Opinion
55701.
SUBMITTED APRIL 6, 1978.
DECIDED JULY 13, 1978. REHEARING DENIED JULY 31, 1978.
Employment contract. Fulton Superior Court. Before Judge Tidwell.
Jones Robbins, James A. Robbins, Jr., William W. Byington, Jr., for appellant.
Sutherland, Asbill Brennan, Alfred A. Lindseth, Thomas A. Cox, for appellee.
Plaintiff brought this action for breach of employment, negligence, fraud and deceit against defendant corporation and against one Doyle, the president and majority stockholder of the corporate defendant. Doyle's motion to dismiss was granted and he is no longer a party to this action. After considerable discovery defendant made its motion to dismiss and alternatively a motion for summary judgment. The trial court granted summary judgment in favor of the defendant corporation against plaintiff. Plaintiff appeals. Held:
Plaintiff's evidence is that in April of 1973 he entered into a five-year contract with the defendant corporation and served as defendant's director of manufacturing. Doyle subsequently acquired control of the corporation and fired plaintiff, thereby giving rise to plaintiff's cause of action.

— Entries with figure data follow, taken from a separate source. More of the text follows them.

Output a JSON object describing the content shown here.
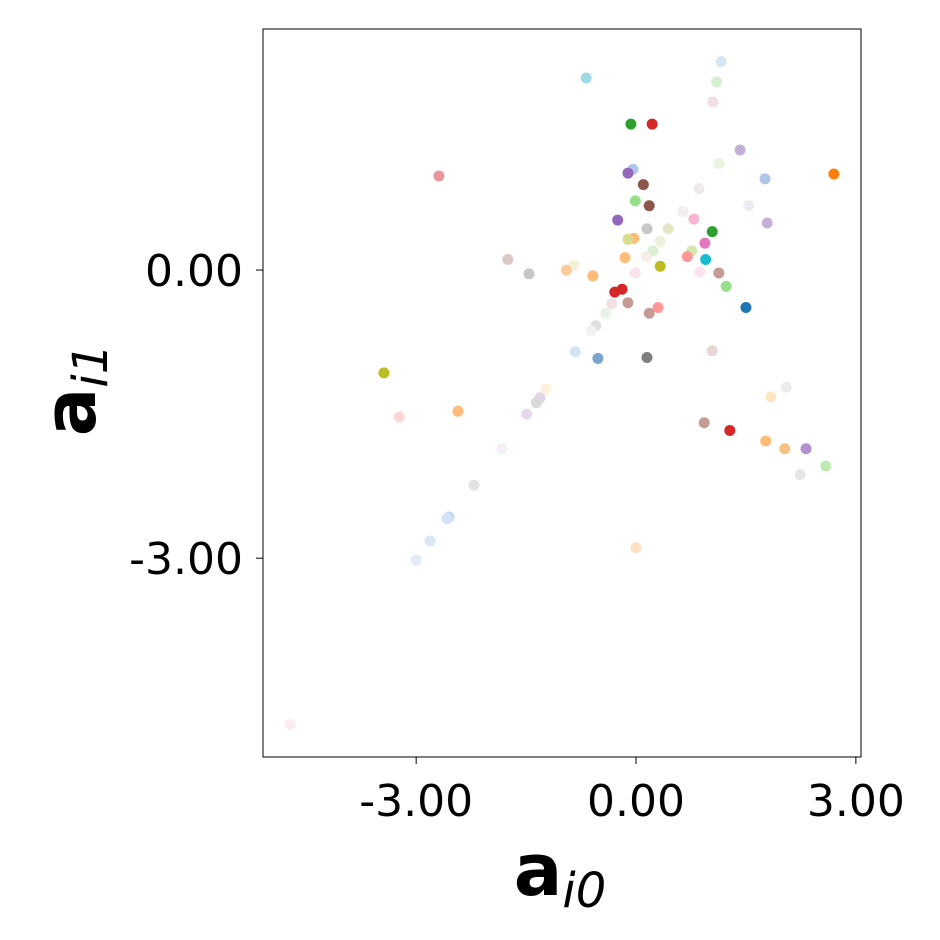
{
  "chart_data": {
    "type": "scatter",
    "xlabel": {
      "base": "a",
      "sub": "i0"
    },
    "ylabel": {
      "base": "a",
      "sub": "i1"
    },
    "xlim": [
      -5.09,
      3.07
    ],
    "ylim": [
      -5.07,
      2.51
    ],
    "xticks": [
      {
        "value": -3,
        "label": "-3.00"
      },
      {
        "value": 0,
        "label": "0.00"
      },
      {
        "value": 3,
        "label": "3.00"
      }
    ],
    "yticks": [
      {
        "value": -3,
        "label": "-3.00"
      },
      {
        "value": 0,
        "label": "0.00"
      }
    ],
    "x": [
      1.16,
      -0.68,
      1.1,
      1.05,
      -0.07,
      0.22,
      1.42,
      1.13,
      -2.69,
      -0.04,
      -0.11,
      1.76,
      2.7,
      0.1,
      0.86,
      -0.01,
      0.18,
      1.54,
      0.64,
      -0.25,
      0.79,
      1.79,
      0.15,
      0.44,
      1.04,
      -0.03,
      -0.11,
      0.33,
      0.94,
      0.23,
      0.76,
      -1.75,
      -0.15,
      0.14,
      0.7,
      0.95,
      0.33,
      -0.85,
      -0.95,
      -1.46,
      -0.59,
      -0.01,
      0.87,
      1.13,
      1.23,
      -0.29,
      -0.19,
      -0.33,
      -0.11,
      0.3,
      0.18,
      1.5,
      -0.41,
      -0.55,
      -0.61,
      -0.83,
      -0.52,
      0.15,
      1.04,
      -3.44,
      -1.23,
      -1.31,
      -1.36,
      -1.49,
      -2.43,
      -3.23,
      -1.83,
      -2.21,
      -2.55,
      -2.58,
      -2.81,
      -3.0,
      -4.72,
      0.0,
      0.93,
      1.28,
      1.77,
      2.03,
      2.32,
      2.59,
      2.24,
      1.84,
      2.05
    ],
    "y": [
      2.17,
      2.0,
      1.96,
      1.75,
      1.52,
      1.52,
      1.25,
      1.11,
      0.98,
      1.05,
      1.01,
      0.95,
      1.0,
      0.89,
      0.85,
      0.72,
      0.67,
      0.67,
      0.61,
      0.52,
      0.53,
      0.49,
      0.43,
      0.43,
      0.4,
      0.33,
      0.32,
      0.3,
      0.28,
      0.2,
      0.2,
      0.11,
      0.13,
      0.14,
      0.14,
      0.11,
      0.04,
      0.05,
      0.0,
      -0.04,
      -0.06,
      -0.03,
      -0.02,
      -0.03,
      -0.17,
      -0.23,
      -0.2,
      -0.35,
      -0.34,
      -0.39,
      -0.45,
      -0.39,
      -0.45,
      -0.58,
      -0.63,
      -0.85,
      -0.92,
      -0.91,
      -0.84,
      -1.07,
      -1.24,
      -1.33,
      -1.38,
      -1.5,
      -1.47,
      -1.53,
      -1.86,
      -2.24,
      -2.57,
      -2.59,
      -2.82,
      -3.02,
      -4.73,
      -2.89,
      -1.59,
      -1.67,
      -1.78,
      -1.86,
      -1.86,
      -2.04,
      -2.13,
      -1.32,
      -1.22
    ],
    "colors": [
      "#d6e6f5",
      "#9edae5",
      "#d4f0cf",
      "#f0dfe3",
      "#2ca02c",
      "#d62728",
      "#c5b0d5",
      "#eaf5e0",
      "#e8969c",
      "#aec7e8",
      "#9467bd",
      "#aec7e8",
      "#ff7f0e",
      "#8c564b",
      "#eeeaea",
      "#98df8a",
      "#8c564b",
      "#ececf3",
      "#f2ecef",
      "#9467bd",
      "#f7b6d2",
      "#c5b0d5",
      "#c7c7c7",
      "#e6e6c4",
      "#2ca02c",
      "#ffbb78",
      "#dbdb8d",
      "#eef2dc",
      "#e377c2",
      "#dcefd6",
      "#d4e8b0",
      "#dcc8c4",
      "#ffbb78",
      "#f3efe3",
      "#ff9896",
      "#17becf",
      "#bcbd22",
      "#f5f0d8",
      "#ffcc99",
      "#c7c7c7",
      "#ffbb78",
      "#f9e4ee",
      "#fbe3f0",
      "#c49c94",
      "#98df8a",
      "#d62728",
      "#d62728",
      "#efe2e0",
      "#c49c94",
      "#ff9896",
      "#c49c94",
      "#1f77b4",
      "#e8f2e6",
      "#dedede",
      "#f2f2f2",
      "#d4e3f3",
      "#7aa6cc",
      "#7f7f7f",
      "#e6d6d4",
      "#bcbd22",
      "#fbf1dd",
      "#e0d4ea",
      "#d9d9d9",
      "#e6d9ea",
      "#ffbb78",
      "#fdd5d5",
      "#f5f0f5",
      "#e3e3e3",
      "#c7dcf0",
      "#d3e3f3",
      "#dbe7f5",
      "#e1ecf7",
      "#fcebf0",
      "#ffe0c4",
      "#c49c94",
      "#d62728",
      "#ffbb78",
      "#f5c080",
      "#b48fd0",
      "#bfe8b5",
      "#e6e6e6",
      "#fde6c0",
      "#ececec"
    ]
  }
}
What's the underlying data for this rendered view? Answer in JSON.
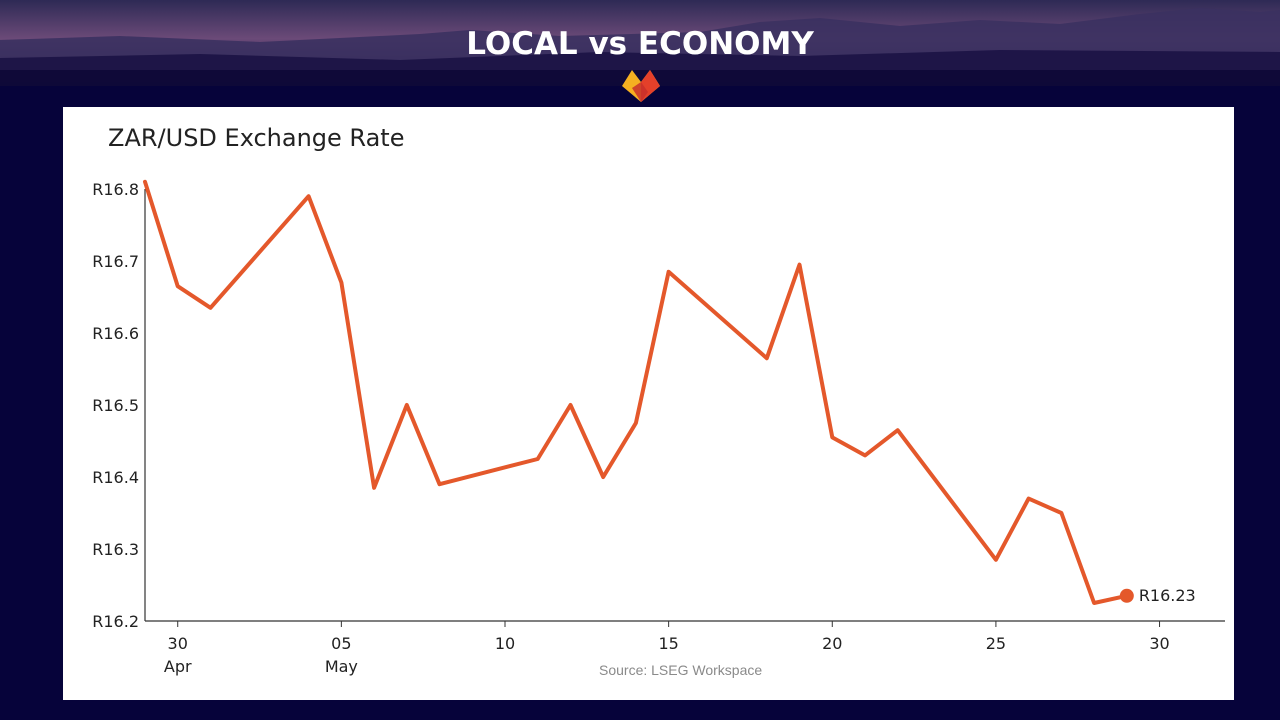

Defendant contends that at the time of plaintiff's termination, checks, representing one month's severance pay, were cashed by plaintiff, resulting in an accord and satisfaction. Plaintiff denied there was any accord and satisfaction and in his affidavit in opposition to summary judgment stated that he had never been offered nor paid any funds by defendant in satisfaction of his claims under the terms of his contract of employment with the corporation, nor had he received any funds from the defendant tendered by the defendant or accepted by him as an accord and satisfaction of claims existing under his contract of employment with the corporation.
"A novation or accord and satisfaction is in itself a contract and must have all the elements of a de novo contract. . . Therefore, there must be a meeting of the minds if the novation or accord and satisfaction is to be valid and binding... The existence vel non of mutual intention is ordinarily a question of fact which is reserved for determination by the jury." Mayer v. Turner, 142 Ga. App. 63, 64 (1) ( 234 S.E.2d 853). Compare Smith v. Hornbuckle, 140 Ga. App. 871, 874 (1) ( 232 S.E.2d 149). On summary judgment the evidence must be construed against the movant. Holland v. Sanfax Corp., 106 Ga. App. 1, 4 ( 126 S.E.2d 442); McCarty v. National Life c. Ins. Co., 107 Ga. App. 178, 179 ( 129 S.E.2d 408); Armstrong v. Lawyers Title Ins. Corp., 138 Ga. App. 727, 728 (3) ( 227 S.E.2d 409). Although there was evidence which conflicted with plaintiff's affidavit, including plaintiff's testimony on deposition, the result occasioned by the conflicting testimony is not altered. See Mathis v. R. H. smallings Sons, Inc., 125 Ga. App. 810 ( 189 S.E.2d 122). Issues of material fact remain. Therefore, the trial court erred in granting defendant's motion for summary judgment.
Judgment reversed. Quillian, P. J., and Webb, J., concur.